Quelles sont les premières lignes intérieures concernées par l’ouverture à la concurrence ?

Dans le cadre de l'ouverture à la concurrence des trains de voyageurs prévue par le nouveau pacte ferroviaire, les liaisons Nantes-Bordeaux et Nantes-Lyon sont les premières lignes concernées. Il s’agit de deux liaisons Intercités. Un appel à candidatures sur les lignes Nantes-Bordeaux et Nantes-Lyon a été lancé avec un début d’exploitation effectif fixé pour 2022. Le futur exploitant devra assurer quotidiennement un minimum de quatre allers-retours pour Nantes-Bordeaux et de deux à trois allers-retours pour Nantes-Lyon.

À quel cahier des charges les candidats doivent-ils répondre ?

Comme l'indique l'appel à candidatures, les exploitants doivent s'engager à respecter un haut niveau de qualité du service, de ponctualité, d'accueil, d'information et de confort. Ils sont responsables de l’entretien des trains neufs, fournis par la SNCF, de leur propreté et de leur bon état de fonctionnement.

Quels changements pour les lignes internationales ?

Depuis 2009, une ouverture partielle à la concurrence pour le marché des transports de voyageurs autorise l’arrivée d’autres exploitants sur certaines lignes internationales. L’entreprise italienne Thello exploite d’ores et déjà la circulation de trains de nuits sur les liaisons Paris-Milan-Venise ou Marseille-Nice-Gênes-Milan.

En Europe, la SNCF profite de l’ouverture du marché en faisant circuler ses TGV sur les réseaux ferroviaires étrangers (Thalys pour la Belgique, l’Allemagne et les Pays-Bas, Eurostar en Grande-Bretagne, Lyria pour la Suisse…).
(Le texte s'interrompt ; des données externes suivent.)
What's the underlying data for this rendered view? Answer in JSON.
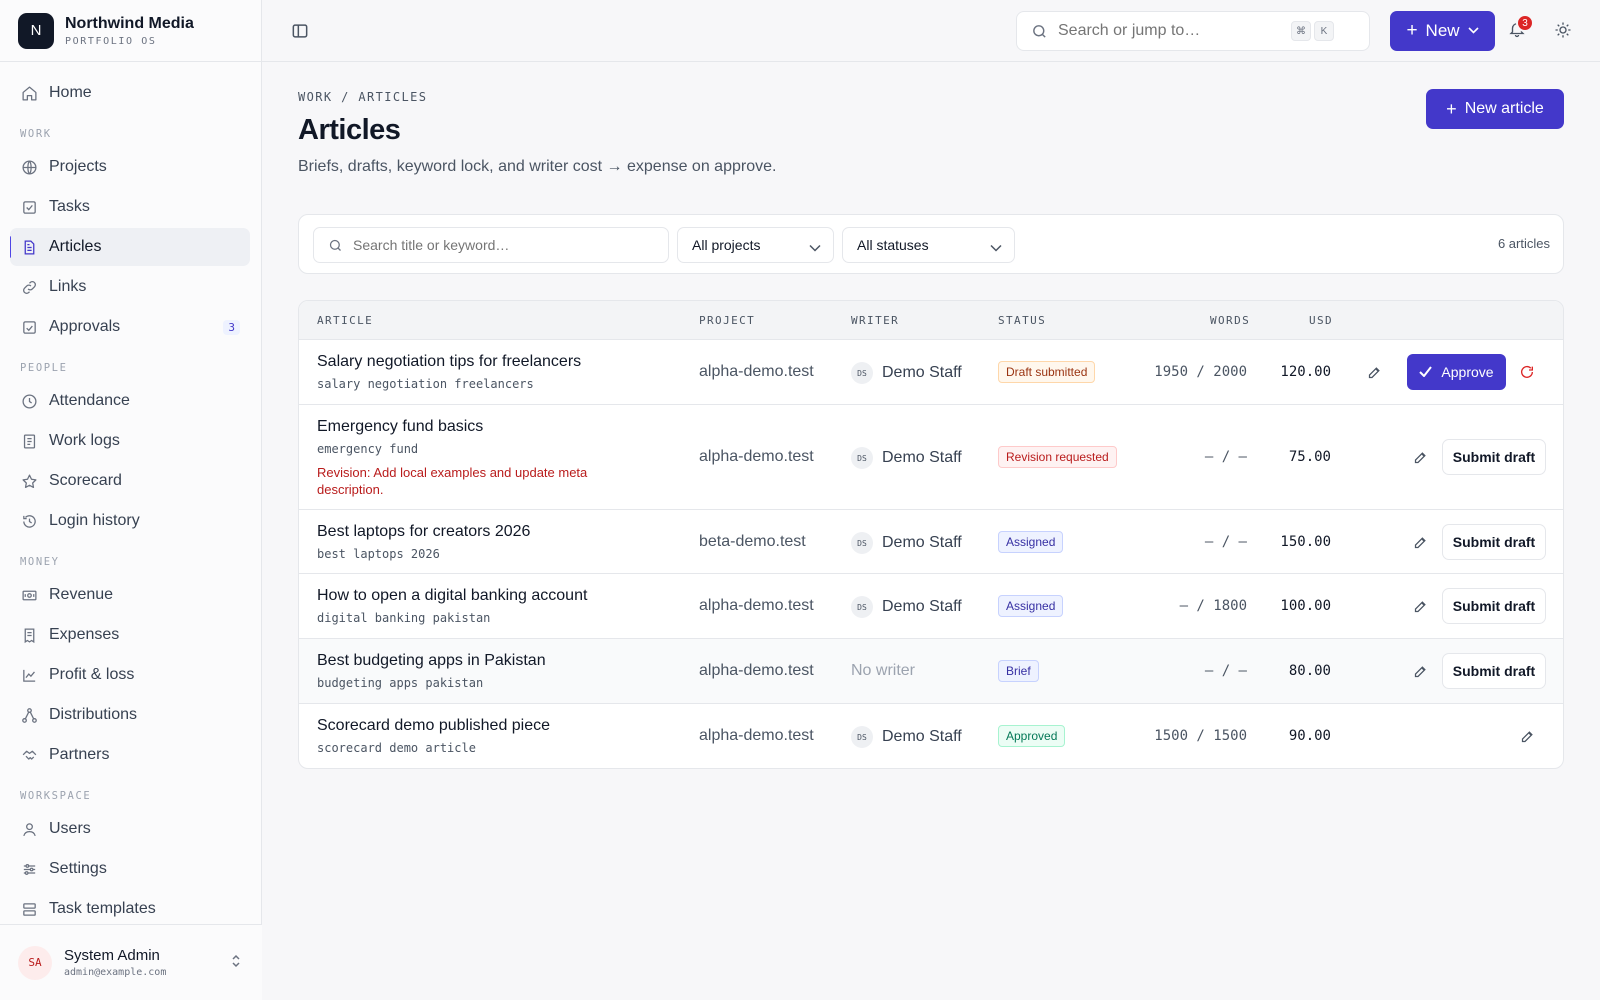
{
  "brand": {
    "logo_letter": "N",
    "name": "Northwind Media",
    "tagline": "PORTFOLIO OS"
  },
  "sidebar": {
    "home": {
      "label": "Home",
      "icon": "home-icon"
    },
    "sections": [
      {
        "title": "WORK",
        "items": [
          {
            "label": "Projects",
            "icon": "globe-icon"
          },
          {
            "label": "Tasks",
            "icon": "checkbox-icon"
          },
          {
            "label": "Articles",
            "icon": "document-icon",
            "active": true
          },
          {
            "label": "Links",
            "icon": "link-icon"
          },
          {
            "label": "Approvals",
            "icon": "approval-icon",
            "badge": "3"
          }
        ]
      },
      {
        "title": "PEOPLE",
        "items": [
          {
            "label": "Attendance",
            "icon": "clock-icon"
          },
          {
            "label": "Work logs",
            "icon": "notebook-icon"
          },
          {
            "label": "Scorecard",
            "icon": "star-icon"
          },
          {
            "label": "Login history",
            "icon": "history-icon"
          }
        ]
      },
      {
        "title": "MONEY",
        "items": [
          {
            "label": "Revenue",
            "icon": "banknote-icon"
          },
          {
            "label": "Expenses",
            "icon": "receipt-icon"
          },
          {
            "label": "Profit & loss",
            "icon": "chart-line-icon"
          },
          {
            "label": "Distributions",
            "icon": "network-icon"
          },
          {
            "label": "Partners",
            "icon": "handshake-icon"
          }
        ]
      },
      {
        "title": "WORKSPACE",
        "items": [
          {
            "label": "Users",
            "icon": "user-icon"
          },
          {
            "label": "Settings",
            "icon": "sliders-icon"
          },
          {
            "label": "Task templates",
            "icon": "template-icon"
          }
        ]
      }
    ]
  },
  "user": {
    "initials": "SA",
    "name": "System Admin",
    "email": "admin@example.com"
  },
  "topbar": {
    "search_placeholder": "Search or jump to…",
    "shortcut_keys": [
      "⌘",
      "K"
    ],
    "new_label": "New",
    "notification_count": "3"
  },
  "page": {
    "breadcrumb": "WORK / ARTICLES",
    "title": "Articles",
    "subtitle": "Briefs, drafts, keyword lock, and writer cost → expense on approve.",
    "new_article_label": "New article"
  },
  "filters": {
    "search_placeholder": "Search title or keyword…",
    "project_select": "All projects",
    "status_select": "All statuses",
    "count_label": "6 articles"
  },
  "table": {
    "headers": {
      "article": "ARTICLE",
      "project": "PROJECT",
      "writer": "WRITER",
      "status": "STATUS",
      "words": "WORDS",
      "usd": "USD"
    },
    "rows": [
      {
        "title": "Salary negotiation tips for freelancers",
        "keyword": "salary negotiation freelancers",
        "project": "alpha-demo.test",
        "writer_initials": "DS",
        "writer": "Demo Staff",
        "status": "Draft submitted",
        "status_kind": "draft",
        "words": "1950 / 2000",
        "usd": "120.00",
        "action": "Approve"
      },
      {
        "title": "Emergency fund basics",
        "keyword": "emergency fund",
        "revision_note": "Revision: Add local examples and update meta description.",
        "project": "alpha-demo.test",
        "writer_initials": "DS",
        "writer": "Demo Staff",
        "status": "Revision requested",
        "status_kind": "revision",
        "words": "– / –",
        "usd": "75.00",
        "action": "Submit draft"
      },
      {
        "title": "Best laptops for creators 2026",
        "keyword": "best laptops 2026",
        "project": "beta-demo.test",
        "writer_initials": "DS",
        "writer": "Demo Staff",
        "status": "Assigned",
        "status_kind": "assigned",
        "words": "– / –",
        "usd": "150.00",
        "action": "Submit draft"
      },
      {
        "title": "How to open a digital banking account",
        "keyword": "digital banking pakistan",
        "project": "alpha-demo.test",
        "writer_initials": "DS",
        "writer": "Demo Staff",
        "status": "Assigned",
        "status_kind": "assigned",
        "words": "– / 1800",
        "usd": "100.00",
        "action": "Submit draft"
      },
      {
        "title": "Best budgeting apps in Pakistan",
        "keyword": "budgeting apps pakistan",
        "project": "alpha-demo.test",
        "writer": "No writer",
        "status": "Brief",
        "status_kind": "brief",
        "words": "– / –",
        "usd": "80.00",
        "action": "Submit draft"
      },
      {
        "title": "Scorecard demo published piece",
        "keyword": "scorecard demo article",
        "project": "alpha-demo.test",
        "writer_initials": "DS",
        "writer": "Demo Staff",
        "status": "Approved",
        "status_kind": "approved",
        "words": "1500 / 1500",
        "usd": "90.00"
      }
    ]
  },
  "colors": {
    "accent": "#4338ca",
    "danger": "#dc2626"
  }
}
Elle s’est alliée en 2012 avec la Deutsche Bahn sous le nom d’Alleo, pour assurer l’exploitation de liaisons ferroviaires franco-germaniques.

Quelle autorité régit ce marché concurrentiel ?

Depuis 2009, date de l’ouverture à la concurrence, c’est une autorité indépendante, l'Autorité de régulation des transports (ex-Arafer) qui a la charge du bon déroulement de l’extension du marché ferroviaire et du respect des règles de libre concurrence. Autrefois consacrée uniquement aux chemins de fer, cette autorité de régulation a récemment étendu son champs d’action au secteur des transports routiers, autoroutiers et aéroportuaires.